Saks Global Dominance To Decline: How Competition Is Breaking US Retail Giants

AI GENERATED IMAGE
Share it:

For decades, America’s biggest department stores defined how consumers shopped. Today, many of those once-iconic names are disappearing, one bankruptcy filing at a time.

Saks Global became the latest casualty late Tuesday, filing for bankruptcy protection as intense competition from e-commerce and big-box retailers continues to reshape the U.S. retail landscape. The filing places the luxury department store operator among a growing list of high-profile retailers that have collapsed over the past decade, underscoring the brutal economics of modern retail.

A Luxury Giant Overwhelmed by Structural Shifts

Saks Global was formed after Hudson’s Bay Company acquired rival Neiman Marcus in 2024, creating a luxury department store conglomerate that included Saks Fifth Avenue, Neiman Marcus, and Bergdorf Goodman. The strategy was to consolidate scale, strengthen bargaining power with brands, and lure shoppers back to physical stores.

Instead, the combined company struggled under mounting pressure.

Like many legacy retailers, Saks Global faced shrinking foot traffic, rising operating costs, and consumers increasingly bypassing department stores altogether. Luxury brands, from fashion houses to jewelry labels, have aggressively pushed into direct-to-consumer sales, cutting out traditional retail middlemen and eroding the relevance of department stores.

According to industry analysts cited by CNBC and Reuters, department stores have been among the hardest-hit segments of U.S. retail, squeezed between fast-growing online platforms and large-format chains with deeper pricing power.

Competition That Legacy Retail Couldn’t Outrun

The problems facing Saks Global are not unique. Over the past decade, dozens of once-dominant US retailers have sought bankruptcy protection, many citing intense competition, declining sales, and shifting consumer behavior.

The COVID-19 pandemic accelerated these trends, but experts say the underlying issues predate the crisis. Online shopping adoption, rising logistics costs, and changing consumer expectations around price and convenience have fundamentally altered the retail equation.

A recent Deloitte retail outlook noted that even high-income consumers, once considered resilient, have grown more selective, favoring experiences or buying directly from brands rather than through department stores.

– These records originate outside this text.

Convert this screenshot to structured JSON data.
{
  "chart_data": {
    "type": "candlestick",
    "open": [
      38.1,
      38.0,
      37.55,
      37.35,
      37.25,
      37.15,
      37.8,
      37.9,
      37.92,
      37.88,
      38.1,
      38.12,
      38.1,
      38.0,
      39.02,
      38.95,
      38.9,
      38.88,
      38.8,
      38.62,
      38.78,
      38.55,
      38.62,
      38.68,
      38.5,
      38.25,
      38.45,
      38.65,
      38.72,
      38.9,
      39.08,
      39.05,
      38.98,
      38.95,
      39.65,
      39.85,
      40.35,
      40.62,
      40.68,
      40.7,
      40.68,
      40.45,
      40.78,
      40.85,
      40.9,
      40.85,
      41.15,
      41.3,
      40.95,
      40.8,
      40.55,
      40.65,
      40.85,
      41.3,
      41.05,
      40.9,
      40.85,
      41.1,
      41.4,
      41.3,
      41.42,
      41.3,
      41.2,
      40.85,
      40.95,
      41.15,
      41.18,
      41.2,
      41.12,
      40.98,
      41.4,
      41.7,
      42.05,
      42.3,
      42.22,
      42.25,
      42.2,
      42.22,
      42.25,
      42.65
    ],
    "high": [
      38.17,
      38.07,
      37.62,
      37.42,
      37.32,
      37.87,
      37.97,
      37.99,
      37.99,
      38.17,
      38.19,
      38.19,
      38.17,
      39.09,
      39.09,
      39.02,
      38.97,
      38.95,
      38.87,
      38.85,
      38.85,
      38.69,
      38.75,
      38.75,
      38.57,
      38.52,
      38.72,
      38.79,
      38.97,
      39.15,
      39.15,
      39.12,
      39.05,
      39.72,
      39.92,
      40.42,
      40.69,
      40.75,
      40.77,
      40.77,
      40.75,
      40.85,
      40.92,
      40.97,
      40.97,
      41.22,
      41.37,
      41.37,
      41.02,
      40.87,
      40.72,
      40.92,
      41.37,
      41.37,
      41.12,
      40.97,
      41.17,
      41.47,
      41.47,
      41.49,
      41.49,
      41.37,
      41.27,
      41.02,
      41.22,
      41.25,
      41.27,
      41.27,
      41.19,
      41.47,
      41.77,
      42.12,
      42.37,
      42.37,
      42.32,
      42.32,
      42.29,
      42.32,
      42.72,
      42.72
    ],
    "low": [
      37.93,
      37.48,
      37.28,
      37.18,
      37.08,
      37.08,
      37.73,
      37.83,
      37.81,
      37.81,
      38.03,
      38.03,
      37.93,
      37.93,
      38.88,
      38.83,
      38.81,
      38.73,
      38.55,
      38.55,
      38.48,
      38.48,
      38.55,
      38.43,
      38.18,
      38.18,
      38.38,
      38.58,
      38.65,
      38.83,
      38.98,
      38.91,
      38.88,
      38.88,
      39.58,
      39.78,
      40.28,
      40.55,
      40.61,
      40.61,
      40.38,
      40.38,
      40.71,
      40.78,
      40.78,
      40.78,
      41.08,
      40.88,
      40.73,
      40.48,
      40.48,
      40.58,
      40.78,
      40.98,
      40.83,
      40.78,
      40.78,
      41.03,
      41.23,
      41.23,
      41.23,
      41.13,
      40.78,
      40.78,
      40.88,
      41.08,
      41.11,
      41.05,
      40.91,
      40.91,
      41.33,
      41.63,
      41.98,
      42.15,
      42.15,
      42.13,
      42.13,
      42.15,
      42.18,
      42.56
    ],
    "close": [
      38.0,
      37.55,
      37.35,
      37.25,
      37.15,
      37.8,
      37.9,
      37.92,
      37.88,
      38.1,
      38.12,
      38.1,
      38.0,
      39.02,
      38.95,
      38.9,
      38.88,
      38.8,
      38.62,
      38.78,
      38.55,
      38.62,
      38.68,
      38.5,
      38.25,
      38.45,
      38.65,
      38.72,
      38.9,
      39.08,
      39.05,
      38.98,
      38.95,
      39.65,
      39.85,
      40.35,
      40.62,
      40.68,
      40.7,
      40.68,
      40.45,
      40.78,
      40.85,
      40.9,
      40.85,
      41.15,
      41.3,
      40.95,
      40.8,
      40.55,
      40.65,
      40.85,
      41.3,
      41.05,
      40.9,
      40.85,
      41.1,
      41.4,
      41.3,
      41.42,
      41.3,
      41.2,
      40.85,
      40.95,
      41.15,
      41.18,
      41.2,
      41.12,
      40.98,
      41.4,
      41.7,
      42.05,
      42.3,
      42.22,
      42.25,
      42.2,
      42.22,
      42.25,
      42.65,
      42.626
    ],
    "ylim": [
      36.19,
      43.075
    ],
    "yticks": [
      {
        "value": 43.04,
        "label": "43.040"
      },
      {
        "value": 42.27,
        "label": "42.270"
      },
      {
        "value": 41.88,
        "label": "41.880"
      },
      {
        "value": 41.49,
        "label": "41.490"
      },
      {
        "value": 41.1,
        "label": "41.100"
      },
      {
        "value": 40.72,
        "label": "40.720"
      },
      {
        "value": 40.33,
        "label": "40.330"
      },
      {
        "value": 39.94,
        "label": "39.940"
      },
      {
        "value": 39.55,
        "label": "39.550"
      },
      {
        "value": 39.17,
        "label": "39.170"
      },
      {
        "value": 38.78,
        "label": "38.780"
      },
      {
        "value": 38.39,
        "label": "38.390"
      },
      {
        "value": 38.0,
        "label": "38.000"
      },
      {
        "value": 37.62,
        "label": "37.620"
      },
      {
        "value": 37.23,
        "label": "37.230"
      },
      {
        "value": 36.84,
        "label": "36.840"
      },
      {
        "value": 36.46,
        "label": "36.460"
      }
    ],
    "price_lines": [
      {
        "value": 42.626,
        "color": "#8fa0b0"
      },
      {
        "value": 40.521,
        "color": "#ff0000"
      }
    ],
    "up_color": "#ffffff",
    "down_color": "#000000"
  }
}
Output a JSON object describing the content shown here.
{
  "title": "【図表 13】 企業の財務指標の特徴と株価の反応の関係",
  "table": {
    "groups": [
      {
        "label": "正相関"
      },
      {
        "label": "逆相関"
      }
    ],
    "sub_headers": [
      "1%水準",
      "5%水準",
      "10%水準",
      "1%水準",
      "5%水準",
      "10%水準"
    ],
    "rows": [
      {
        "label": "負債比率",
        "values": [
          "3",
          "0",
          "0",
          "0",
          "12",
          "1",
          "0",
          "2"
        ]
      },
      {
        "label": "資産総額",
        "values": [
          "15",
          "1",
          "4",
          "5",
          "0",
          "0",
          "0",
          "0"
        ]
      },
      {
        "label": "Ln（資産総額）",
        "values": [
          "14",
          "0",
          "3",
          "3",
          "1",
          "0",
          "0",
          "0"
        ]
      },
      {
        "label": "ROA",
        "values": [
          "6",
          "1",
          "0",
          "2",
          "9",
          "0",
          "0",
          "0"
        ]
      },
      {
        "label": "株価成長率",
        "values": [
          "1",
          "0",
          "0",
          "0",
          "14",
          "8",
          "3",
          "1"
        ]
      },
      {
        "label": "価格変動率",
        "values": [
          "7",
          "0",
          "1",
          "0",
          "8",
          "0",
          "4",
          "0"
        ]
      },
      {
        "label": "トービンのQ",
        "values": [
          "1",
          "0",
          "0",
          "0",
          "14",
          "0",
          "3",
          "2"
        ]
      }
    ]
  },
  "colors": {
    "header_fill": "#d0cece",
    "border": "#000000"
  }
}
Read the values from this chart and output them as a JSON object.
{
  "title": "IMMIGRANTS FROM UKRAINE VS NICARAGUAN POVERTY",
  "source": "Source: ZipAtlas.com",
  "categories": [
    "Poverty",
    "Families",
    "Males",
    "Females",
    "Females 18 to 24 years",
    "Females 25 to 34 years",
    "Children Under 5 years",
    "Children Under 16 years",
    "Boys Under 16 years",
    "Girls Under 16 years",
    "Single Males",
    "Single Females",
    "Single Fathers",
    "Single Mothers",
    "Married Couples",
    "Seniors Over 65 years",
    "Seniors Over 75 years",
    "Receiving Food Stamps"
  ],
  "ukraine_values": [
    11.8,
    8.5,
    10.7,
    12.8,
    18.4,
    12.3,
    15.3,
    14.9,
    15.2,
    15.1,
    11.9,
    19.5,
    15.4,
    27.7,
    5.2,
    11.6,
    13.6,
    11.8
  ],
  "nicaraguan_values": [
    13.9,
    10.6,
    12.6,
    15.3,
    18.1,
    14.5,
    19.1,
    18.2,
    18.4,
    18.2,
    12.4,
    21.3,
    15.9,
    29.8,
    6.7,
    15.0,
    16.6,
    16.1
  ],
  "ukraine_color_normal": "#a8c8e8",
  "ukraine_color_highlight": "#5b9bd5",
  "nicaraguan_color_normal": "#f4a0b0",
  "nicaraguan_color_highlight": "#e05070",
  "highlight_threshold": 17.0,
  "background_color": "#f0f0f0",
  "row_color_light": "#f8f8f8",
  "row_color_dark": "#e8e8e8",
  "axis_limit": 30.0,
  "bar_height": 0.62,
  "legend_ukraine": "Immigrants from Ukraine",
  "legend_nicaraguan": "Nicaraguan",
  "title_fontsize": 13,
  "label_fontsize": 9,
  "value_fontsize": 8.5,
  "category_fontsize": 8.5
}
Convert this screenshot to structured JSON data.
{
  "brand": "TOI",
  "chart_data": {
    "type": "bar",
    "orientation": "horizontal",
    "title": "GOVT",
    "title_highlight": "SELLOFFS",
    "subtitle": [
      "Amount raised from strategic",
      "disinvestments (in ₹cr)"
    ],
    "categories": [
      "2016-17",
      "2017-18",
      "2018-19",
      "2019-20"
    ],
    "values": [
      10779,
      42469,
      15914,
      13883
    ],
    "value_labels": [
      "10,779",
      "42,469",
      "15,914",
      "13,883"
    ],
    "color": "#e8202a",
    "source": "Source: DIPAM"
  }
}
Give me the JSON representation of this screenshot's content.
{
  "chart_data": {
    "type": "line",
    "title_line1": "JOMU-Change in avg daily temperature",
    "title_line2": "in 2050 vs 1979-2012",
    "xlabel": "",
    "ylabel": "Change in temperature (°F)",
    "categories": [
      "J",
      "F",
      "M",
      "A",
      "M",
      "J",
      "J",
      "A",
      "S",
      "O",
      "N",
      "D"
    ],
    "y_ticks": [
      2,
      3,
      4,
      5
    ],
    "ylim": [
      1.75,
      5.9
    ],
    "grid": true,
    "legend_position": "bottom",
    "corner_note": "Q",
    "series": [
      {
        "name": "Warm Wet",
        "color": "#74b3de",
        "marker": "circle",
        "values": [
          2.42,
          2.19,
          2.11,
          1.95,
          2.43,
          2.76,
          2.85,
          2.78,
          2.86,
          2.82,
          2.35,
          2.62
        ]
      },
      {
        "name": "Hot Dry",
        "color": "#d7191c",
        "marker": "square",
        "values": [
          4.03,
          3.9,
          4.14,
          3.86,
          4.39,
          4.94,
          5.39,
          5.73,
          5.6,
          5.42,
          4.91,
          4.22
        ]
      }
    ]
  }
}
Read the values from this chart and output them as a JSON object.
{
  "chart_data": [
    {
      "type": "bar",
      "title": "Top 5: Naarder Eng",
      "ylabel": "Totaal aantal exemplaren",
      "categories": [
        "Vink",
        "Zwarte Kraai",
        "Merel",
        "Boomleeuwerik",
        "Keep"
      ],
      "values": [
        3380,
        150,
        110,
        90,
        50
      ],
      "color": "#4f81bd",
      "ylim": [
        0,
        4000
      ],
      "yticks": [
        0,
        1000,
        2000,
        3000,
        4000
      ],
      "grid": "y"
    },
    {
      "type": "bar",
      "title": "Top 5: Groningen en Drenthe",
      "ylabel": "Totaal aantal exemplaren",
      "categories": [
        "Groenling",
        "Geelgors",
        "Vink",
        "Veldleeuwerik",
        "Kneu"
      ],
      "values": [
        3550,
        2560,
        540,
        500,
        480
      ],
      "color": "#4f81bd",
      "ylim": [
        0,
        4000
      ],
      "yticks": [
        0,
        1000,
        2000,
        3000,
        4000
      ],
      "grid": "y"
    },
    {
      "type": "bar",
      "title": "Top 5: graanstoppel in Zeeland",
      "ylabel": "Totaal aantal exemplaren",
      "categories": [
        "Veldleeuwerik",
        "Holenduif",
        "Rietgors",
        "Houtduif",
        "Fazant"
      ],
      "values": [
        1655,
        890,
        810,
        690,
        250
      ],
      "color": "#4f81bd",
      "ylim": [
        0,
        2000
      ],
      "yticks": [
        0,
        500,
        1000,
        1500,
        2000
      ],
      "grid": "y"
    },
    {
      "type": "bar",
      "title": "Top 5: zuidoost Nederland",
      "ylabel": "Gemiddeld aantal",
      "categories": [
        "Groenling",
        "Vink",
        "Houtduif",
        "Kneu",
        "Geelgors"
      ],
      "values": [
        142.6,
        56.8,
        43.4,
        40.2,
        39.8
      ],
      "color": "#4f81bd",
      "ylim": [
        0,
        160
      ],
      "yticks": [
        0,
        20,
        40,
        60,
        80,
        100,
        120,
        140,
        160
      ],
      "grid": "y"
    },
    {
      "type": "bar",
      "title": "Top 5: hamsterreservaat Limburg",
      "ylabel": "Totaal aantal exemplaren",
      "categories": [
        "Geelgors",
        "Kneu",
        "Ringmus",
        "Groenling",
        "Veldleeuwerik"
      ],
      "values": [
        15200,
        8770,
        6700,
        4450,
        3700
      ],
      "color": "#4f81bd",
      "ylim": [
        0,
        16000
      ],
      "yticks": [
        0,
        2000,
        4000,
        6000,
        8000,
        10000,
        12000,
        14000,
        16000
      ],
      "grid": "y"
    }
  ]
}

A Decade of Retail Bankruptcies

Saks Global now joins a long list of major retailers that have filed for bankruptcy over the past decade:

  • Sears (October 2018): Sears and Kmart’s parent company sought Chapter 11 protection after years of revenue declines and store closures.
  • Barneys New York (August 2019): The iconic retailer filed for bankruptcy, with its brands later sold to Authentic Brands Group.
  • Neiman Marcus (May 2020): The luxury chain entered bankruptcy protection and completed its Chapter 11 process later that year.
  • J.C. Penney (May 2020): Filed for bankruptcy protection before its assets were acquired by Simon Property Group and Brookfield Asset Management.
  • Lord & Taylor (August 2020): The storied department store filed for Chapter 11 during the coronavirus outbreak.
  • Party City (December 2024): Filed for Chapter 11 for the second time in two years following prolonged pandemic-era struggles.
  • Joann Fabrics (January 2025): Entered Chapter 11 for the second time in under a year, citing inventory shortages.
  • Rite Aid (May 2025): Filed for bankruptcy again after an earlier restructuring failed to resolve long-term challenges.
  • Claire’s (August 2025): Filed for bankruptcy protection for the second time, planning widespread store closures and a search for buyers.

Why Bankruptcy Keeps Returning to Retail

Analysts say these repeat bankruptcies highlight a deeper problem: restructuring alone often cannot fix outdated business models.

Even after debt reductions, retailers face rising labor costs, expensive leases, complex supply chains, and relentless price competition from online players like Amazon and direct-to-consumer brands. According to data from the National Retail Federation, US store closures have consistently outpaced openings in recent years, particularly in apparel and department stores.

For luxury retailers, the challenge is even sharper. Consumers increasingly question higher prices amid quality concerns, while brands themselves prefer selling directly to protect margins and customer data.

What Saks Global’s Filing Signals for the Industry

Saks Global’s bankruptcy marks another warning sign for traditional department stores trying to survive in a radically transformed retail economy. While bankruptcy can offer breathing room, history shows that it rarely guarantees long-term survival without a fundamental rethink of how, and where, consumers shop.

As competition intensifies and consumer habits continue to evolve, the collapse of legacy retail giants appears less like a cycle, and more like a structural reset of American retail itself.